Bring up the word competition among aikidoka and the typical response is that Osensei disapproved of competition and that is pretty much the final word on the matter. It is a broad brush concept which seems accepted on all levels regarding competition. There are many good things about competition so let’s discuss the matter deeper instead of dismissing all of it.
Osensei was a war veteran and likely witnessed the very worst of human conflict (competition). Only a fool would ignore the fact that competition has an ugly side, especially when the ante is high enough that death is not only an option but an inevitability. One man’s direct competition in a battle for their lives is far from the only type of competition, in fact it is only a tiny portion of competition.
Perhaps Osensei’s disapproval of competition came from the thought of aikido becoming a sport such as judo had become. Certainly people getting killed on a regular basis was not the source of the objection here. Martial arts which have a sport aspect to them attract students and gives them a venue to practice rigorously and compete. Competition in this sense drives people to build greater skill and challenge themselves against committed attackers, which is a good thing.
Almost all martial arts which become sports suffer to some degree from the narrowing of their art due to necessary rules to maintain safety for the participants. This is where the rules start and then expand into making competition more dramatic for observers. Usually, the rules get so specialized over time that the art becomes extremely distorted. Perhaps this was Osensei’s objection, that the art should not lose its purity. BJJ has come the most recent casualty of this problem, which even Rickson Gracie has voiced his objection to.
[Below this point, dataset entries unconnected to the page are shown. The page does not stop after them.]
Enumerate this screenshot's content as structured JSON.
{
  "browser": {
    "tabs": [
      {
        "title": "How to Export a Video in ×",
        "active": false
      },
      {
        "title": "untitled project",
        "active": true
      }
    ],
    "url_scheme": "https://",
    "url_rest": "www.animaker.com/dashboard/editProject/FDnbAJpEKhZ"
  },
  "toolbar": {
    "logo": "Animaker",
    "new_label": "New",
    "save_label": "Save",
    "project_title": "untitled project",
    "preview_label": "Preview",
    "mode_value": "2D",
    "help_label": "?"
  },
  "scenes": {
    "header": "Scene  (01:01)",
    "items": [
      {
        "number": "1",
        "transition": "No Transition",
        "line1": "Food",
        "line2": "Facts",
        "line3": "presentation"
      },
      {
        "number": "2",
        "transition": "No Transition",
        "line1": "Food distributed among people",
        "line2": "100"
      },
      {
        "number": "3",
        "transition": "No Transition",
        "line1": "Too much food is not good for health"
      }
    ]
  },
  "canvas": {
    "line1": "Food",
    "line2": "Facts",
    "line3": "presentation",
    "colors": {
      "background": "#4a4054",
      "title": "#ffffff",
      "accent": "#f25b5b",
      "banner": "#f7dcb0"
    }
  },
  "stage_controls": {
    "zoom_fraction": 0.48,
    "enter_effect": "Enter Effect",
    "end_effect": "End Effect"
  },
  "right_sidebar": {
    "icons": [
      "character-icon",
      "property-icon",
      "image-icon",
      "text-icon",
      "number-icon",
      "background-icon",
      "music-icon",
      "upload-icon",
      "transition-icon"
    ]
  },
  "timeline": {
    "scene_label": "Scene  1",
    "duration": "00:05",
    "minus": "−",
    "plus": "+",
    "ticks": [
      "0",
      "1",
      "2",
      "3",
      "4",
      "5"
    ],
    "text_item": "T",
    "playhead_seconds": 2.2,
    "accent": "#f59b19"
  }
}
Aikido lacks direct competition and virtually all training is cooperative. Uke’s role is not to make it so difficult on nage that he cannot perform technique. I believe this is a major flaw of cooperative training. While this training method is overall good, it is not perfect. All other training methods have their shortcomings as well, Each training method builds critical skills and attributes which must be put together at the time of performance.
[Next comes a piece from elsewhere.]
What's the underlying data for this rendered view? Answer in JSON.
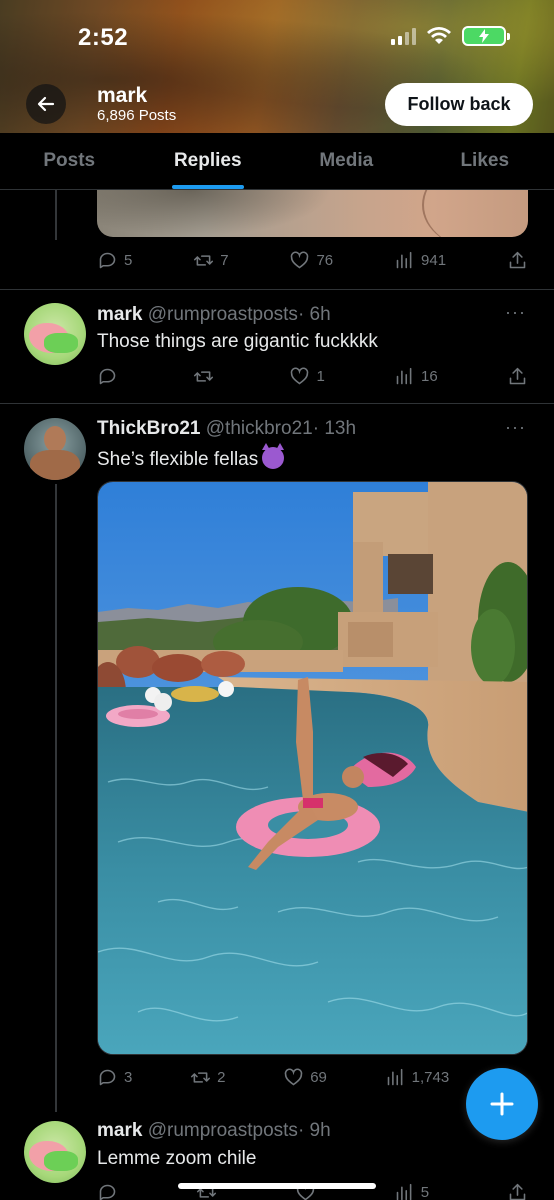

In terms of healthy competition, you can desire and have ambition to match or exceed the skills of another without turning to the ugly side of human nature. Jealousy and envy do not emerge in someone with good character, yet the fire of ambition and determination to perform at a higher skill level must be present. This is an aspect of competition. Another person with whom you are competing can feed that fire in you. Without that fire, you will not fulfill your own potential. It cannot grow all on its own, fire does not burn in a vacuum.
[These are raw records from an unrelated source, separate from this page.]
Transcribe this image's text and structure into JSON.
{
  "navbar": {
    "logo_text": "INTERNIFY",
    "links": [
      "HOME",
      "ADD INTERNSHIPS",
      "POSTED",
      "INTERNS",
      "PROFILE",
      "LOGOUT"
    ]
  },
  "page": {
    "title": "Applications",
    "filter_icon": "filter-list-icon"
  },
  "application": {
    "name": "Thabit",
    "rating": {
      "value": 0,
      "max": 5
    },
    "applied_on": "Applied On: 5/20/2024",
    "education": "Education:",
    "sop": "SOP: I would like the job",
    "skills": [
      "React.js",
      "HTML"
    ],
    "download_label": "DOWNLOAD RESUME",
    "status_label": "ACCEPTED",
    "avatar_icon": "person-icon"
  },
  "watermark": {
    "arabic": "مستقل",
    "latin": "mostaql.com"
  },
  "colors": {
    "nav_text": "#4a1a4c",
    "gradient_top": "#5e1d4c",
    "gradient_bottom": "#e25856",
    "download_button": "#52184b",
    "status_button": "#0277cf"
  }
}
This type of competitive spirit is used in a positive way, not to tear down others but to build yourself up. The very best example I’ve seen is two people who start around the same time or at about the same level of ability and train side by side. When one learns, the other tries to keep up and even do better. Like two ambitious race horses each taking the lead from the other, back and forth as they race down the track. They run alone, and neither will perform as well.
It seems the culture of aikido endorses aikidodoka each run alone. They specifically reject any competition against one another. Here is where the masakatsu agatsu (only true victory is over oneself) phrase comes up. While I believe this is concept is true and applicable in many ways, it is not so universal that one should become a narcissist who dismisses anything except his own endeavors.
We gain by not only keeping up, but by trying to go farther. This level of ambition is a good thing. It starts by being among the best in your practice group. Usually then, you branch out and experience being a ‘big fish in a small pond’. You are then faced with the challenge of increasing your skills and abilities even further and going to the next level, again by competing against those with even greater skills. The growth continues and the skills become even greater.